Kopi Kalengan di Jepang Hari Ini

Kopi kalengan telah berkembang pesat dan telah berubah sedikit dalam hal desain kaleng mereka. Selama tahun 60-an dan 70-an, tata letaknya jauh lebih sederhana, dan sebagiannya – biasanya 2/3 bagian bawah, memiliki sedikit tonjolan yang bagus untuk dipegang.

Saat ini, ia mengambil banyak bentuk dan ukuran yang berbeda, umumnya berukuran sama dengan kaleng soda; dengan varietas panjang dan tebal. Mereka biasanya hadir dalam ons lebih sedikit daripada kopi kaleng Amerika.

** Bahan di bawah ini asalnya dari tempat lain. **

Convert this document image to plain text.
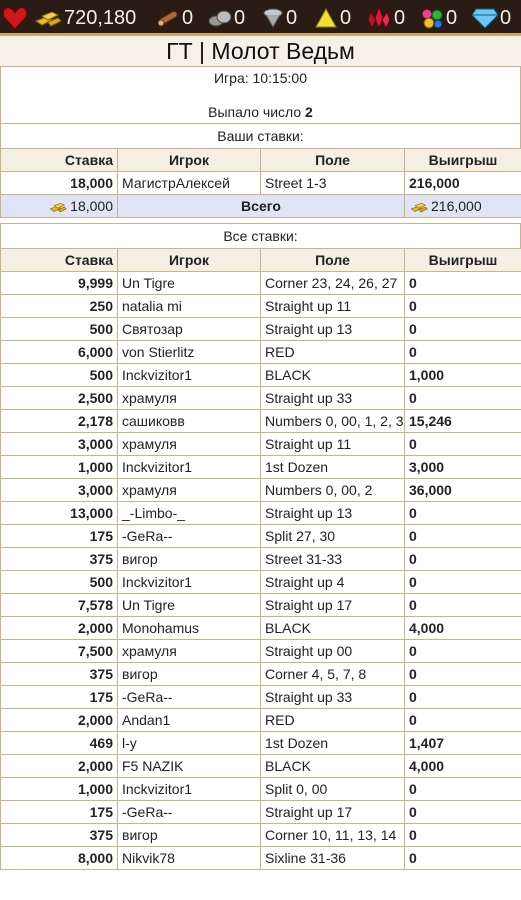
720,180 0 0 0 0 0 0 0
ГТ | Молот Ведьм
Игра: 10:15:00
Выпало число 2
Ваши ставки:
Ставка	Игрок	Поле	Выигрыш
18,000	МагистрАлексей	Street 1-3	216,000
18,000	Всего		216,000
Все ставки:
Ставка	Игрок	Поле	Выигрыш
9,999	Un Tigre	Corner 23, 24, 26, 27	0
250	natalia mi	Straight up 11	0
500	Святозар	Straight up 13	0
6,000	von Stierlitz	RED	0
500	Inckvizitor1	BLACK	1,000
2,500	храмуля	Straight up 33	0
2,178	сашиковв	Numbers 0, 00, 1, 2, 3	15,246
3,000	храмуля	Straight up 11	0
1,000	Inckvizitor1	1st Dozen	3,000
3,000	храмуля	Numbers 0, 00, 2	36,000
13,000	_-Limbo-_	Straight up 13	0
175	-GeRa--	Split 27, 30	0
375	вигор	Street 31-33	0
500	Inckvizitor1	Straight up 4	0
7,578	Un Tigre	Straight up 17	0
2,000	Monohamus	BLACK	4,000
7,500	храмуля	Straight up 00	0
375	вигор	Corner 4, 5, 7, 8	0
175	-GeRa--	Straight up 33	0
2,000	Andan1	RED	0
469	l-y	1st Dozen	1,407
2,000	F5 NAZIK	BLACK	4,000
1,000	Inckvizitor1	Split 0, 00	0
175	-GeRa--	Straight up 17	0
375	вигор	Corner 10, 11, 13, 14	0
8,000	Nikvik78	Sixline 31-36	0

Jutaan warga Jepang mengonsumsi kopi kaleng sebagai bagian dari rutinitas harian mereka, karena pekerjaan mereka dapat dimulai lebih awal, dapat menjadi padat karya, dan menghabiskan sebagian besar hari kerja rata-rata pekerja.

Dalam situasi ini, akan lebih mudah untuk pergi ke toko serba ada atau “kombini” (コンビニ) untuk membeli sekaleng kopi yang terjangkau daripada memesan sesuatu di Starbuck. Ini juga lebih cepat untuk diakses daripada meluangkan waktu untuk menyeduh cangkir Anda sendiri.